Studies on the disposition of antipyrine, aminopyrine, and phenacetin using plasma, saliva, and urine

Abstract

In normal male subjects, the half-lives of antipyrine, aminopyrine, or phenacetin were not significantly different from the half-lives of each drug in saliva. Apparent volumes of distribution (aVd) in plasma and saliva differed by the extent to which each drug has been reported to bind to plasma proteins. Thus, the aVd of antipyrine in plasma and saliva was similar; there were significant differences in aVdfor aminopyrine; even greater differences were observed for penacetin. The expression 1 − ^{aVd (p)}/_{aVd (s)} equals the fraction of the drug bound to plasma proteins. Rates of appearance in the urine of metabolites of antipyrine and aminopyrine were measured.

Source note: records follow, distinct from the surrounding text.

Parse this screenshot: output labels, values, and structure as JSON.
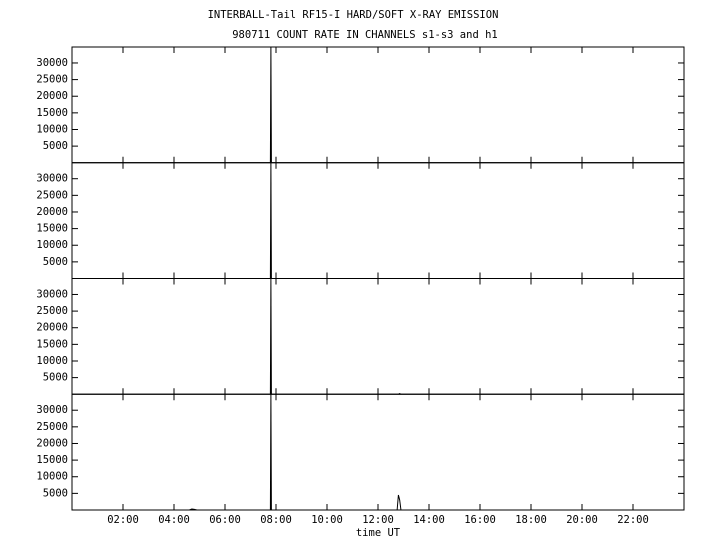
{
  "chart_data": {
    "type": "line",
    "title": "INTERBALL-Tail RF15-I HARD/SOFT X-RAY EMISSION",
    "subtitle": "980711  COUNT RATE IN CHANNELS s1-s3 and h1",
    "x_label": "time UT",
    "color": "#000000",
    "xlim": [
      0,
      24
    ],
    "xticks": [
      {
        "value": 2,
        "label": "02:00"
      },
      {
        "value": 4,
        "label": "04:00"
      },
      {
        "value": 6,
        "label": "06:00"
      },
      {
        "value": 8,
        "label": "08:00"
      },
      {
        "value": 10,
        "label": "10:00"
      },
      {
        "value": 12,
        "label": "12:00"
      },
      {
        "value": 14,
        "label": "14:00"
      },
      {
        "value": 16,
        "label": "16:00"
      },
      {
        "value": 18,
        "label": "18:00"
      },
      {
        "value": 20,
        "label": "20:00"
      },
      {
        "value": 22,
        "label": "22:00"
      }
    ],
    "panels": [
      {
        "ylim": [
          0,
          34800
        ],
        "yticks": [
          5000,
          10000,
          15000,
          20000,
          25000,
          30000
        ],
        "x": [
          0,
          7.78,
          7.8,
          7.82,
          24
        ],
        "values": [
          0,
          0,
          34800,
          0,
          0
        ]
      },
      {
        "ylim": [
          0,
          34800
        ],
        "yticks": [
          5000,
          10000,
          15000,
          20000,
          25000,
          30000
        ],
        "x": [
          0,
          7.78,
          7.8,
          7.82,
          24
        ],
        "values": [
          0,
          0,
          34800,
          0,
          0
        ]
      },
      {
        "ylim": [
          0,
          34800
        ],
        "yticks": [
          5000,
          10000,
          15000,
          20000,
          25000,
          30000
        ],
        "x": [
          0,
          7.78,
          7.8,
          7.82,
          12.8,
          12.85,
          12.9,
          24
        ],
        "values": [
          0,
          0,
          34800,
          0,
          0,
          200,
          0,
          0
        ]
      },
      {
        "ylim": [
          0,
          34800
        ],
        "yticks": [
          5000,
          10000,
          15000,
          20000,
          25000,
          30000
        ],
        "x": [
          0,
          4.6,
          4.7,
          4.8,
          4.9,
          7.78,
          7.8,
          7.82,
          12.75,
          12.8,
          12.85,
          12.9,
          24
        ],
        "values": [
          0,
          0,
          300,
          200,
          0,
          0,
          34800,
          0,
          0,
          4500,
          3000,
          0,
          0
        ]
      }
    ]
  }
}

General equations were used to show the relationship between half-life for elimination of the parent drug from the body and rate of excretion of metabolites. There were significant correlations between the half-life for elimination of antipyrine from the body and the half-life for production of 4-0H antipyrine (r = 0.90), as well as between the plasma half-life of aminopyrine and the half-life of 4-aminoantipyrine (r = 0.95). No significant correlation was observed in the same individual between the plasma half-lives of antipyrine and phenacetin (r = 0.05, p < 0.05), of aminopyrine and phenacetin (r = 0.11, p < 0.05), or of antipyrine and aminopyrine (r = 0.50, p < 0.05).